Ai girini spuntano dapprima le zampe inferiori, e successivamente le zampe anteriori: da questo momento iniziano a digiunare, perché il loro apparato boccale (e digerente) si sta trasformando: infatti da onnivori diverranno insettivori. La metamorfosi dura uno o due giorni; il metamorfosando inizia ad assorbire la coda, e nel giro di appunto 24 - 48 ore scomparirà. La sua pelle è ancora liscia per favorire la traspirazione. A differenza del rospo comune, il neometamorfosato di rospo smeraldino inizierà a mangiare appena dopo un giorno dalla metamorfosi.
[modifica] Distribuzione e habitat
Il rospo smeraldino si trova nell'Europa continentale, in Asia e nel Nord America.
In Italia la sua presenza è limitata al Friuli-Venezia Giulia e al Veneto. È provata la sua presenza anche nella ZPS del Po di Primaro, nella campagna della pianura Piacentina, all'isola d'Elba ed in Puglia, nel sud-est barese [1].
Si adatta a differenti habitat tra cui steppe, zone di montagna, aree semi-desertiche e zone urbane.
[modifica] Specie simili
Altre specie di rospo smeraldino presenti in Italia, che in passato venivano tutte attribuite a B. viridis, sono [2]:
- Bufo balearicus: presente in quasi tutta Italia, Sardegna ed un pezzo di Sicilia (messinese) (qualche autore definisce questa specie B. lineatus)
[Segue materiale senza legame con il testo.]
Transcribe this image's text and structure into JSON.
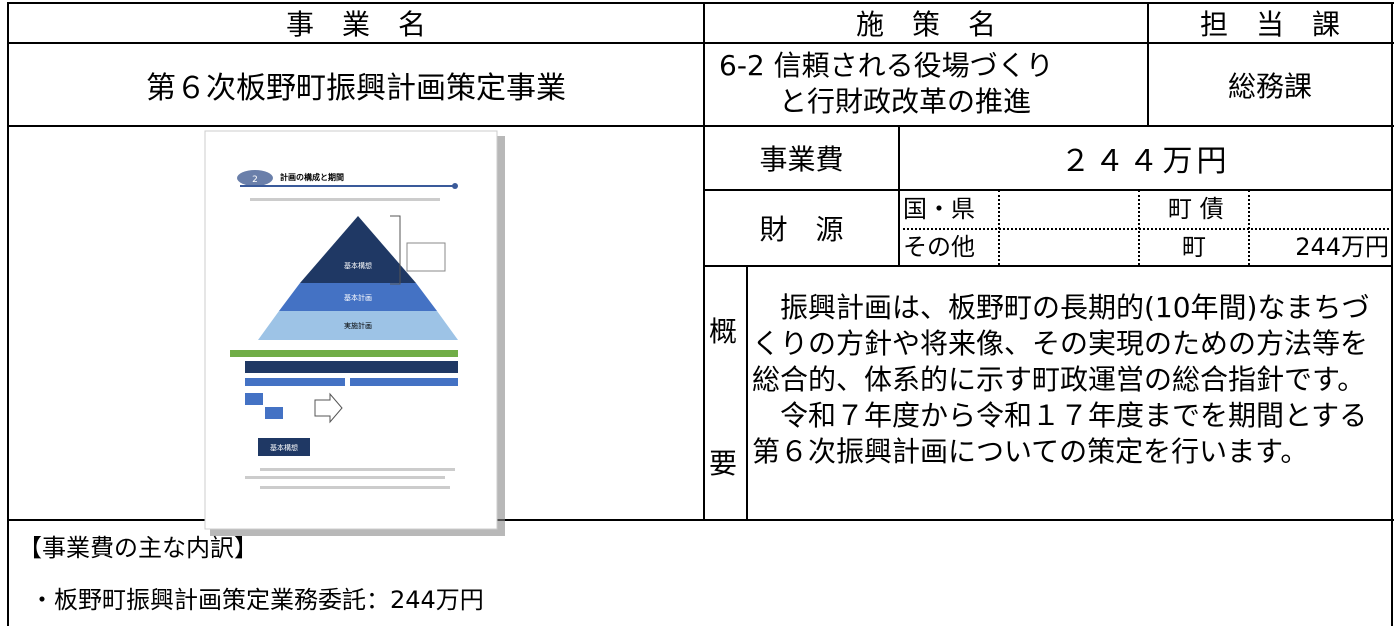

- Bufo siculus: presente in Sicilia e nelle isole minori
- Bufo boulengeri: specie nordafricana presente a Lampedusa
[modifica] Biologia
Rispetto al rospo comune frequenta ambienti più umidi e più caldi. Si nutre di insetti, lombrichi e tutto quello che riesce a catturare. Il rospo smeraldino è in grado di emettere un richiamo piuttosto forte, simile al trillo dei grilli; i maschi in riproduzione tendono a "cantare" in gruppi numerosi come le rane verdi.
[modifica] Riproduzione
Dopo il letargo invernale, in concomitanza con la primavera inizia la stagione degli accoppiamenti: i rospi si recano vicino ai luoghi di riproduzione (solitamente vicino a corsi d'acqua, pozze o stagni) verso l'inizio di marzo e lì i maschi si aggrappano alle ascelle delle femmine, che sono visibilmente più grandi. Questo è il cosiddetto amplesso ascellare. A questo punto la femmina depone in acqua un cordone gelatinoso di circa 13 000 uova, che vengono fecondate dal maschio. Queste uova poi si schiuderanno, facendo uscire i girini. A differenza del Rospo comune non tende a frequentare sempre lo stesso ambiente acquatico per riprodursi.
[modifica] Conservazione
Il rospo smeraldino è protetto dalla convenzione di Berna per la salvaguardia della fauna minore.
[modifica] Note
- ^ IMPATTO DELLA RETE STRADALE SULLA POPOLAZIONE RIPRODUTTIVA DI ROSPO SMERALDINO BUFO VIRIDIS IN PUGLIA. wwf.it. URL consultato il 23-09-2007.
- ^ Stock 2008, op. cit.
[modifica] Bibliografia
- Arnold & Burton, Guida dei Rettili e degli Anfibi d'Europa, 1985.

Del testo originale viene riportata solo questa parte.